Why do we need better word representations ?

A successful AI agent should communicate. It is all about language. It should understand and explain itself in words in order to communicate us.  All of these spark with the “meaning” of words which the atomic part of human-wise communication. This is one of the fundamental problems of Natural Language Processing (NLP).

“meaning” is described as “the idea that is represented by a word, phrase, etc. How about representing the meaning of a word in a computer. The first attempt is to use some kind of hardly curated taxonomies such as WordNet. However such hand made structures not flexible enough, need human labor to elaborate and  do not have semantic relations between words other then the carved rules. It is not what we expect from a real AI agent.

Then NLP research focused to use number vectors to symbolize words. The first use is to donate words with discrete (one-hot) representations. That is, if we assume a vocabulary with 1K words then we create a 1K length 0 vector with only one 1 representing the target word.

word = [0 0 0 0 0 0 0 0 1 0 0 0 0 … ]

Still one-hot encoding is deficient to  capture the semantic relations since any distance between two vectors is zero unless they are the same.

Then the idea is extended to exploit the words surrounding the target word. The core assumption, which is valid to some degree, two words sharing the similar meaning are surrounded by the similar set of words like “dog” and “cat”.

For this purpose, a cooccurence matrix is computed by looking the surrounding words in a given window size.

An example to illustrate the cooccurence matrix

An example to illustrate the cooccurence matrix with window size 1.

As the example above, we use any row to represent the corresponding word, and similarity between each of these vectors would give a similarity measure.

However, cooccurence matrix is not really efficient. It is hard to update with new words. It is computationally not feasible for especially very large vocabularies which is the case for many real-life problems. The representation is very sparse and lengthy which is a problem for subsequent classification problems.

What we can do is to quantize the lengthy representations to compact vectors. The first idea is to use SVD like factorization methods over cooccurence matrices.

import numpy as np
la = np.linalg
words = [...]
X = np.array([...]) #cooccurence matrix
U,s,V = la.svd(X, full_matrices=False)
# each column of U is presenting different dimension of the words.

When you plot on the first two columns of the U vectors;

Example representation of words.

Example representation of words.


The consequent representations are dense and more compact. However, one problem is still floating.  The complexity of SVD scales quadratically as we add more words to our vocabulary. The solution is to learn representations indirectly. This is the point where the latest word2vec and Glove algorithms take the stage.  They rely on the simple core idea of predicting surrounding words from the given word, instead of direct computation of cooccurence matrices. We are able to learn word presentations by simple SGD based optimization which ease the problem really well and yields state-of-art results for many benchmark problems.

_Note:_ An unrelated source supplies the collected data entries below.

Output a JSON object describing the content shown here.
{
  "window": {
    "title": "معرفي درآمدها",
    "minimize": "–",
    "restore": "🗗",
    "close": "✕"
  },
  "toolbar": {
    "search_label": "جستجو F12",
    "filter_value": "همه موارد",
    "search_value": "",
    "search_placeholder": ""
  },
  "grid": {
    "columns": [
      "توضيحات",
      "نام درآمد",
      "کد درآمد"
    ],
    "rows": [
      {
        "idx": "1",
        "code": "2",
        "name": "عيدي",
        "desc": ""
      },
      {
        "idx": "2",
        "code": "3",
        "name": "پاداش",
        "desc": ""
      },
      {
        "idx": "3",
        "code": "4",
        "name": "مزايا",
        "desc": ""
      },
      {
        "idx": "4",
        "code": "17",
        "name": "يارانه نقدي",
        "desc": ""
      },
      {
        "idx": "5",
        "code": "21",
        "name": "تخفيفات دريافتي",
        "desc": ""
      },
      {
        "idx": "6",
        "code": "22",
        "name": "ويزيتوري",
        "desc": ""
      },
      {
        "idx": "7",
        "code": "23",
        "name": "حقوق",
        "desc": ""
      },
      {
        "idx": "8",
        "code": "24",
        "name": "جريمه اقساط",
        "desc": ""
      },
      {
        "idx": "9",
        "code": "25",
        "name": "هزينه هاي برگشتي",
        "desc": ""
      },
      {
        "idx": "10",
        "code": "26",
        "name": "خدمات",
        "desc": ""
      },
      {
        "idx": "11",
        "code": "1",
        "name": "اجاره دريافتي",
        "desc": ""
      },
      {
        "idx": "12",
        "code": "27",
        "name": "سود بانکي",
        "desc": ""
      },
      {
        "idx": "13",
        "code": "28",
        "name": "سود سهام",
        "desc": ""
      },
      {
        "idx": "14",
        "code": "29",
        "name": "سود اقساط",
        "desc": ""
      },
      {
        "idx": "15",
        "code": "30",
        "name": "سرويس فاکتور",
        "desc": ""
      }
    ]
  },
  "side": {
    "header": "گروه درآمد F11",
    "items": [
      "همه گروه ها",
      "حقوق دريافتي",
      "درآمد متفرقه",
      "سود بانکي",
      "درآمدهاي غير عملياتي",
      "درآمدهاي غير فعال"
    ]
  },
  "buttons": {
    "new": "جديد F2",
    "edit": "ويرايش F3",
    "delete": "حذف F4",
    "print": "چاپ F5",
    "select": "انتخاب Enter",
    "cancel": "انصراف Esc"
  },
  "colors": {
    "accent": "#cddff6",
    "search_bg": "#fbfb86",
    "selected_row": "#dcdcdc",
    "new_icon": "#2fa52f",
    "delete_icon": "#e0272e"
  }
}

These algorithms are also able to learn analogies between the words which is what we aimed at the first place. We start with very concrete word presentations to soft dense vectors which donate word “meaning” in a digitized environment.

Example to word analogies learned by the representation.

Example to word analogies learned by the representation.


The progress on word representations unveils the more advance research efforts like Q&A machines, machine authors and human quality document classifiers.

Disclaimer: All figures are taken from  Richard Socher’s slide on Stanford cs224. This post is my memory as a beginner in NLP sector of Deep Learning research.